You don't really do this? The hard thing is to graph complex valued functions, which is usually accomplished with two 3-d graphs, one for the graph of the real part of the function and another for the imaginary part.

I still have some old shit-tier python code that runs to generate a folder with 111 images of mandelbrot sets from z0+cz10+c in increments of zn + 0.1+c

Notation didn't come up correctly.
z^0 + c to z^10 + c
in increments of
z^(n + 0.1) + c

Maybe think of real numbers as vectors with 1 as a basis. Now add a second basis "i" except that every time you multiply numbers by "i" they get rotated by another 90 degrees.

ordered pairs of real numbers with certain properties
[math](a,0)=a\\
(a,b)=(c,d) \implies a=c\ \text{and}\ b=d\\
(a,b)+(c,d)=(a+c,b+d)\\
\lambda(a,b)=(\lambda,0)(a,b)=(\lambda a,\lambda b)\\
(a,b)=a(1,0)+b(0,1)\\
(0,1)(0,1)=(-1,0)\\
(a,b)(c,d)=(ac-bd,ad+bc)
[/math]
adding the term (0,1) makes this set of "numbers" closed under pretty much every operation.

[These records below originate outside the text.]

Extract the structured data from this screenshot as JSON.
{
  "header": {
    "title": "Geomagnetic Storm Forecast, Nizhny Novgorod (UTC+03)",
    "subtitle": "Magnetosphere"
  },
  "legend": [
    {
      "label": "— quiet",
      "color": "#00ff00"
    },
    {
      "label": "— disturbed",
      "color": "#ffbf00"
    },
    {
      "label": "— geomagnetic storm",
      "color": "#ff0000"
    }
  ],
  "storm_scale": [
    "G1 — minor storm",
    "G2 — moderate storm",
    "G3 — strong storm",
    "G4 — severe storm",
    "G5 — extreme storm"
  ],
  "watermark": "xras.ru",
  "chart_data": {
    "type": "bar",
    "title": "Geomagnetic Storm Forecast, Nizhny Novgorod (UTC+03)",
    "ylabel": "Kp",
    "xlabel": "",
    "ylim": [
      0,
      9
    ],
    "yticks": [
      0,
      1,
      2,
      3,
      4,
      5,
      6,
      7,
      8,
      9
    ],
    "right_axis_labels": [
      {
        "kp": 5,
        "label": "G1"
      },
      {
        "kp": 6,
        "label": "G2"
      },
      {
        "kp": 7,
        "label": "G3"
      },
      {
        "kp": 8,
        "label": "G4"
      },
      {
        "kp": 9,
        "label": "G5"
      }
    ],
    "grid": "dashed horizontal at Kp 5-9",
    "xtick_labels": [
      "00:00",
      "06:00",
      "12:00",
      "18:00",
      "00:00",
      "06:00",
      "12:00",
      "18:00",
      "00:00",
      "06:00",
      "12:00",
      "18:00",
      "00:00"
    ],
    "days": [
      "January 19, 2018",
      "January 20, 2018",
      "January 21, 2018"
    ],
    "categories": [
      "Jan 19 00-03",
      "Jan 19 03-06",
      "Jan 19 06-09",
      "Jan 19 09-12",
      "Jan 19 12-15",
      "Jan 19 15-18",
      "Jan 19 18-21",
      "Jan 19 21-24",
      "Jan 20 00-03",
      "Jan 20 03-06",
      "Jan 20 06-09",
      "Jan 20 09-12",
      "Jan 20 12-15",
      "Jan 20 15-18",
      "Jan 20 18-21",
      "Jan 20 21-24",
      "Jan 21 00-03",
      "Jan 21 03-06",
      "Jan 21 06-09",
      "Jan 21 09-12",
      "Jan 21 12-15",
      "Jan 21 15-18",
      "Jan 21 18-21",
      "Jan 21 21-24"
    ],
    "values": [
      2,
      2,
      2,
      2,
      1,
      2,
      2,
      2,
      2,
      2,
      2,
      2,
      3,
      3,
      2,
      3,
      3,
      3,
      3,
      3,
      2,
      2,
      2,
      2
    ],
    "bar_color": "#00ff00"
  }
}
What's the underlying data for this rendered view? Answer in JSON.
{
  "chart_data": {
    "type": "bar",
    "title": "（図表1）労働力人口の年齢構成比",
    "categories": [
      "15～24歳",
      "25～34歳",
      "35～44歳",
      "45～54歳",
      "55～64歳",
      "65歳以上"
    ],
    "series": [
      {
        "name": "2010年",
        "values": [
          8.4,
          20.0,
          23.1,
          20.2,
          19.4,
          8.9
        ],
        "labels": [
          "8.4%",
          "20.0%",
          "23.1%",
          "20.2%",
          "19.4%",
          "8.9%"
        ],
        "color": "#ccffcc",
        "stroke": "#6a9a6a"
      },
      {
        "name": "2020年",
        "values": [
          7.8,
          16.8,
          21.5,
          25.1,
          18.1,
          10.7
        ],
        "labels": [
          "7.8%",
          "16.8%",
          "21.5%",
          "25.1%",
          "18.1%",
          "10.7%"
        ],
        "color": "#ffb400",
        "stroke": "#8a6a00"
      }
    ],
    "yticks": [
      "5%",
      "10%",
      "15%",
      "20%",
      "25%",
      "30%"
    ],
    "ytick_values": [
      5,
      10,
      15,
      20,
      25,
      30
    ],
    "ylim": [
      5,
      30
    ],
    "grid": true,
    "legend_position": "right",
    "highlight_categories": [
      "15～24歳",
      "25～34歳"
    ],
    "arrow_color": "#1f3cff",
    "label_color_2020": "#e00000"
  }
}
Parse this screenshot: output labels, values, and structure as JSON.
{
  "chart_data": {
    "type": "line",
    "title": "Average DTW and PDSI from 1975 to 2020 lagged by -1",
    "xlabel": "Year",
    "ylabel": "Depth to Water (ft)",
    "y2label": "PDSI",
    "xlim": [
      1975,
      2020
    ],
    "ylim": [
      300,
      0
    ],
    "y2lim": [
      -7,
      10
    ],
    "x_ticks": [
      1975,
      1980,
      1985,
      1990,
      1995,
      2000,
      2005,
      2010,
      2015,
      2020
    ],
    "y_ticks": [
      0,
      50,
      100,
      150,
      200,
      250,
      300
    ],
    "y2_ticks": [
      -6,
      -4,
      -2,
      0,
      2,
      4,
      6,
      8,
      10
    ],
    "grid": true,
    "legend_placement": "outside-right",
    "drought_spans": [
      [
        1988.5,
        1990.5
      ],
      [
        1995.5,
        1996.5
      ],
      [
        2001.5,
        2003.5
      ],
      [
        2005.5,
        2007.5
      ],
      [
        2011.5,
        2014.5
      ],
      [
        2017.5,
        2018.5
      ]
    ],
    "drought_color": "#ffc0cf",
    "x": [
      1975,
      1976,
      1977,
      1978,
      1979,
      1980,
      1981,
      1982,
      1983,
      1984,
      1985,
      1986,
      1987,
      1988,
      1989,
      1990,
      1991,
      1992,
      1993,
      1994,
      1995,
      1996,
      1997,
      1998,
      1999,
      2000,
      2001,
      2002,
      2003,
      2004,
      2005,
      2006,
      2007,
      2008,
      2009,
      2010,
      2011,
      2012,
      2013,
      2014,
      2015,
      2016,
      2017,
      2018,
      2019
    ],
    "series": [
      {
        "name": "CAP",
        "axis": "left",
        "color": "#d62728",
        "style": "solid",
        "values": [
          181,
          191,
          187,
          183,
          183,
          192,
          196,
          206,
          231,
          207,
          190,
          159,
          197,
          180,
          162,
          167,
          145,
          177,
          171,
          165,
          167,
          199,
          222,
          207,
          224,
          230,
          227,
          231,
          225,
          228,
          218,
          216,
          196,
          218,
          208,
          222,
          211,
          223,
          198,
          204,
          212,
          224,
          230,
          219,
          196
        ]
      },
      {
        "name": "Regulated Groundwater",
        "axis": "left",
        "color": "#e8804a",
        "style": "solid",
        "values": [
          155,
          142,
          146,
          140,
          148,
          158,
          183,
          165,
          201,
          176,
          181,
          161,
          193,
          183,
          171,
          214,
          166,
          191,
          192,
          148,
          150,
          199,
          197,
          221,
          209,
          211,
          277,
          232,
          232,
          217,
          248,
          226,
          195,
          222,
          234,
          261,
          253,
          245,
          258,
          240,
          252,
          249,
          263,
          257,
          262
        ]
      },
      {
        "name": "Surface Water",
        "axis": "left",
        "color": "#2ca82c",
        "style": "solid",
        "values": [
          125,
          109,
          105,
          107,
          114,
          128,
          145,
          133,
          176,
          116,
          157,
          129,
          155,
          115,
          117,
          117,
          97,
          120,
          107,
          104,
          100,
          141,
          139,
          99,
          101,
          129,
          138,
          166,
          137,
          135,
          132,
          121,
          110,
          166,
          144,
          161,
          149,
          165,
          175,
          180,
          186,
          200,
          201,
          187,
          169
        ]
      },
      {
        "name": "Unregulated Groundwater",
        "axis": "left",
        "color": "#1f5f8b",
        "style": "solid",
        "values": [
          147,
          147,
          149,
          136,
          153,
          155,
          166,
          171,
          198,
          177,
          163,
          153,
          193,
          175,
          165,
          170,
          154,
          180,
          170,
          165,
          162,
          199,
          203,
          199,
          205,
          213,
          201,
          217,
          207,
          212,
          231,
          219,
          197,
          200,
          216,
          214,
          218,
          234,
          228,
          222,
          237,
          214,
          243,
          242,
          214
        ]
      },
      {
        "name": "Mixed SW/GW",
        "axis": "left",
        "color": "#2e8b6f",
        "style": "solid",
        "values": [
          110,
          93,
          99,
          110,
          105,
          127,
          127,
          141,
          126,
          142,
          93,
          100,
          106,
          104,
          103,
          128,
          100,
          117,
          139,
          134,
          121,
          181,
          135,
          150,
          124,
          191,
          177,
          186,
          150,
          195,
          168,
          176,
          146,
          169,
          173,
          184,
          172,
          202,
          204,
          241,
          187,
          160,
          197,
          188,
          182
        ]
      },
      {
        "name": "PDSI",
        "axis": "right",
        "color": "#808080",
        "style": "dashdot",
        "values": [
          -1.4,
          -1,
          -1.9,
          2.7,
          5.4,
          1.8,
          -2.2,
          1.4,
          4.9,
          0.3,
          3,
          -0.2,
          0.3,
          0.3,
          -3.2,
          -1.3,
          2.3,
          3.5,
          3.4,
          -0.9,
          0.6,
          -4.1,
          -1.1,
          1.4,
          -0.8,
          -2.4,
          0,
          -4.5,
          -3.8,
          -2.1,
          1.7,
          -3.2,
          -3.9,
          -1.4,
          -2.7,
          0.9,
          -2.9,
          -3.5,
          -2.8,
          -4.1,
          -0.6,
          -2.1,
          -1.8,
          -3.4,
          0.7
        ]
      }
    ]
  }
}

No one wants to write all those parentheses so we identify (0,1) as i and (a,b) as a+bi

Historically it comes from finding roots of polinomials of degree 3.
Here is the general formula:
>en.wikipedia.org/wiki/Cubic_function#General_formula

The point is that even if the root are real the intermediate steps may involve squares of negatives, something that makes no sense for the reals, but it gave the correct answer.

Very important indeed. It's the whole point of complex numbers really.